Siri, play "Somebody's Watching Me"
Apple is offering great opportunities to make content and experiences impactful for the members of a marketer's audience. From Augmented Reality, to Do Not Disturb While Driving, to a new home speaker, to peer-to-peer payments directly from iMessage.
Apple is not really an ad-tech company, although they are a content company, and other than some small business with promoted App store listings, Apple here is offering tools directly to consumers that will make them want to stay in Apple’s ecosystem: limiting video Autoplay, and “limiting cross-site tracking”. This move hits straight at the ad tech world - many advertisers use a tracking pixel to track the display ads they serve across the internet at the impression level.
Another impact will be on cross-device identification, which could be weakened by this move. One of the biggest culprits of such tracking is actually Google, so one wonders if this will impact Adwords, Google Attribution, or Doubleclick; or Facebook’s audience network. Or Amazon’s DSP business, rumored to be growing. But even so, Safari’s marketshare is 15% at best – although Mac users are no doubt an attractive potential audience if they’ve shelled out $349 for a speaker.
Apple is in a unique marketing position - relying on stories instead of advertising.

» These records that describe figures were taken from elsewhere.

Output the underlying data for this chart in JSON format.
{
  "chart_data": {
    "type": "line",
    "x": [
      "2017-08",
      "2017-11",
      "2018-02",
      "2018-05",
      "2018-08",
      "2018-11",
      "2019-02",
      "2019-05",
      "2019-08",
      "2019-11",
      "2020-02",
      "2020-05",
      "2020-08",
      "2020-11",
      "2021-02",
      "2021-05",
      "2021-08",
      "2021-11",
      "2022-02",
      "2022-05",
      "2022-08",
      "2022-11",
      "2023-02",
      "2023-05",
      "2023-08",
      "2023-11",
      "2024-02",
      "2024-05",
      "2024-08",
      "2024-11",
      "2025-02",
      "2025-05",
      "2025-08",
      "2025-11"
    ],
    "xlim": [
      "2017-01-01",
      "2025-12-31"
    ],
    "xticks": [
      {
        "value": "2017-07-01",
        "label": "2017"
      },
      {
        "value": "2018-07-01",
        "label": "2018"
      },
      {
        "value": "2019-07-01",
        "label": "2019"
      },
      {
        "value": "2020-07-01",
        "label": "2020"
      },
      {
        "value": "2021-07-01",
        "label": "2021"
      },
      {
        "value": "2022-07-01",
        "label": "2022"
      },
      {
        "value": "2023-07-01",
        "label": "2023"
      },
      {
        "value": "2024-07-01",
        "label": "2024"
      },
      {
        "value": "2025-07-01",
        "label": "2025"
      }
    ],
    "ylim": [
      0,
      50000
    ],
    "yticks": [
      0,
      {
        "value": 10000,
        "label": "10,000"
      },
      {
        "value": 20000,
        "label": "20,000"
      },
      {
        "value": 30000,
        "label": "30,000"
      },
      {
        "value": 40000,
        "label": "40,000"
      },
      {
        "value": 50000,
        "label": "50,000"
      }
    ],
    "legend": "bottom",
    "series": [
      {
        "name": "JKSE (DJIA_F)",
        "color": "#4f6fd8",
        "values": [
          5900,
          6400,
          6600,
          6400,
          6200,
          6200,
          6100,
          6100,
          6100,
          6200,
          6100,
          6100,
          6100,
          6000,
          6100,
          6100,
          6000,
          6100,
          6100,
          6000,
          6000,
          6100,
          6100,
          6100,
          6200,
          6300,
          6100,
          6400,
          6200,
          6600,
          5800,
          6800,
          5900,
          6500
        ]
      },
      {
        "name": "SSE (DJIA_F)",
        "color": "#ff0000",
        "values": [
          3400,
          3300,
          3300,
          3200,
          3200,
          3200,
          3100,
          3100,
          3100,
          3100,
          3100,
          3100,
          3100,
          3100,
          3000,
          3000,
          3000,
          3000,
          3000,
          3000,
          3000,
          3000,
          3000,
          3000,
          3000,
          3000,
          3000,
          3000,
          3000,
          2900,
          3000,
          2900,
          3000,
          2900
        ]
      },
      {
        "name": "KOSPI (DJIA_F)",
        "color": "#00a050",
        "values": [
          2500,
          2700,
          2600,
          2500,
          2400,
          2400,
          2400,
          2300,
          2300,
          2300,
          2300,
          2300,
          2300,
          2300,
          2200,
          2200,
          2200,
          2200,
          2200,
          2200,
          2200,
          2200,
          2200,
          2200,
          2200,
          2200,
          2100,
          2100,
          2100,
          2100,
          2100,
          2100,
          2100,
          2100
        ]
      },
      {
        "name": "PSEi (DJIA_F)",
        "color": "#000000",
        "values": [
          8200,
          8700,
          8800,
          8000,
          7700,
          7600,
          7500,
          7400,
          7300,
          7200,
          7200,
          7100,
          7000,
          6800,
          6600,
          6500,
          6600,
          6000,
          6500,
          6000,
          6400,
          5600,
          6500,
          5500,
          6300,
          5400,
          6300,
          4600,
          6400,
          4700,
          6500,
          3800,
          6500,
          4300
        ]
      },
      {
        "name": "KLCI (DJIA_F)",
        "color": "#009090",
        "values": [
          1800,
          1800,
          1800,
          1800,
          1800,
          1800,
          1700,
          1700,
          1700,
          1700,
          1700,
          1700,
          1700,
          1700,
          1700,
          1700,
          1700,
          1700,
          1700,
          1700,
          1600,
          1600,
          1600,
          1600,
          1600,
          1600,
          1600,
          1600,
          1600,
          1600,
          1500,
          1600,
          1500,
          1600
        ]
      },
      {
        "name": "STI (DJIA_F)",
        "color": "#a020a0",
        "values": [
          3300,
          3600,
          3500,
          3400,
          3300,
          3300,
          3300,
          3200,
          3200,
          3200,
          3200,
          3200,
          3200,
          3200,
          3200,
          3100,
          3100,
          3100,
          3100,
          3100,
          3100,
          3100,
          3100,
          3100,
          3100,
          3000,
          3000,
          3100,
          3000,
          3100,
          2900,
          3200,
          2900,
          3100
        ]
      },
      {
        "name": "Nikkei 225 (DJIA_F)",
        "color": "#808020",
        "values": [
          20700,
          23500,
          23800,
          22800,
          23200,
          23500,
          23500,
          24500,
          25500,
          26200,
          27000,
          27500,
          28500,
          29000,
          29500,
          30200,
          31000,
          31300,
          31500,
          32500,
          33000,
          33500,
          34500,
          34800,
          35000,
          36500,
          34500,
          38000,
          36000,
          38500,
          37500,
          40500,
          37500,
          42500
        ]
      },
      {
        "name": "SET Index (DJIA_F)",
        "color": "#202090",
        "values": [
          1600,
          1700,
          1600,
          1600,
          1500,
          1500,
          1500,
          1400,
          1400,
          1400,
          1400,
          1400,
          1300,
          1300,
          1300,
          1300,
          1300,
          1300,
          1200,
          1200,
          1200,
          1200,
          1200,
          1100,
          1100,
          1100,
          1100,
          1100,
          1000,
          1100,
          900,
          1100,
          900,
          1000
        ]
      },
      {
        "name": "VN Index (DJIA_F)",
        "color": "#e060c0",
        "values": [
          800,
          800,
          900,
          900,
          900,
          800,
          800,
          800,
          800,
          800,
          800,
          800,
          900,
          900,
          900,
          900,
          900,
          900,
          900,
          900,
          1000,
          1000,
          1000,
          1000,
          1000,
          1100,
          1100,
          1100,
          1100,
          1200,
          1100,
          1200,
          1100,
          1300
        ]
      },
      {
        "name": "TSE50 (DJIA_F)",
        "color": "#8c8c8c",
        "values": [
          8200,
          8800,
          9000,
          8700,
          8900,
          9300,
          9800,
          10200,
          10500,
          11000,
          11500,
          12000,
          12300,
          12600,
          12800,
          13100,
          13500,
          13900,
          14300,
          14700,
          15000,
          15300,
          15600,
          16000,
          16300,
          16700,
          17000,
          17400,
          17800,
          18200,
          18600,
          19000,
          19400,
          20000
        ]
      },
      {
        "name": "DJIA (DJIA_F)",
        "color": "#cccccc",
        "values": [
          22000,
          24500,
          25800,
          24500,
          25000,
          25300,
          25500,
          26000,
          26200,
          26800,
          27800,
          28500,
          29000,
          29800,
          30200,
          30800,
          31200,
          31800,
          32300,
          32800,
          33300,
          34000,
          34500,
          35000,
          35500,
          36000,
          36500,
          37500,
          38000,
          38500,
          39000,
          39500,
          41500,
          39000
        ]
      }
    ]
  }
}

Events like WWDC have people TUNE IN to their product launches – how many people watched Werner Ladder’s latest product rollout? 384.
Instead, Werner spends millions on sponsorships like March Madness programming. If Apple lost the tracking data on millions of dollars in digital media, would they care (according to SpyFu, Apple spends about $200K per month on paid search). And if it hurts Facebook, or Google, or Amazon – a nice bonus- over 75% of Apple devices were on iOS 10 3 months after its release.
In Apple’s announcement, the reference to machine-learning (buzzword) seems to be, that in MacOS High Sierra, Apple’s Safari browser, will observe cross-device tracking patterns and determine what to block, compared with ad-blockers who rely on constantly updated but ultimately static lists. So if advertisers want to use impression-level tracking in their ad campaigns, perhaps that will hurt measurement, optimization, or yield, and this might make it harder to prove that Impressions led to the success events marketers care about. But unless Apple removes URL redirects and click-tracking, some of the data Apple is talking about probably has to stay on your machine. Adding transparency to the ad tech ecosystem should be pro-consumer – Apple’s move might create incentives to hide behind any vendor that can stay on Apple’s good side.
On the other end of the double-edged sword, these tracking technologies can also be used to properly optimize for frequency, so advertisers can responsibly choose NOT to show you that ladder for the umpteenth time. Apple can’t disable everything without harming the user experience – the same goes for the kinds of responsible advertiser behavior I’d like to see more of. But consumers don’t need apple to do anything to participate in blocking adtech and martech trackers- Adblock, Crystal, Ghostery, and others have plenty to offer. Nearly 20% of US internet users block ads already, and rising [Mary Meeker charts this here].
We don’t quite know any of this for sure, since we haven’t actually seen the new Safari interact with various trackers. How will Apple know if the tag that is loaded by the winner of a programmatic ad auction is a “tracker” – or just part of the ad experience, like a dynamic ad creative unit? Maybe Apple will also offer publisher control or a promise that their ad inventory is going to reputable advertisers who won’t let that bicycle follow you around the internet (Apple’s use case) - which could potentially advantage PMP deals within premium publishers. Perhaps Apple will work with the Digital Advertising Alliance to get some industry collaboration.
The desktop web is a complex place with ad tech and martech “trackers” doing many of the same things when providing functionality people like or want. In its most devious version, this is a real jab at Google, Facebook, and Amazon – who want to gather data about you- some implicit, like browsing activity or location, and some explicit, like what you browse, watch, buy or publish. In its most benign, this is just noise on the minority of browser sessions that even use Safari. It won’t be easy to estimate what harm this may represent to ad execution, tracking, and measurement, but I volunteer to test how it all works. I am leaning toward the HomePod in Black and the Macbook Pro in Space Gray.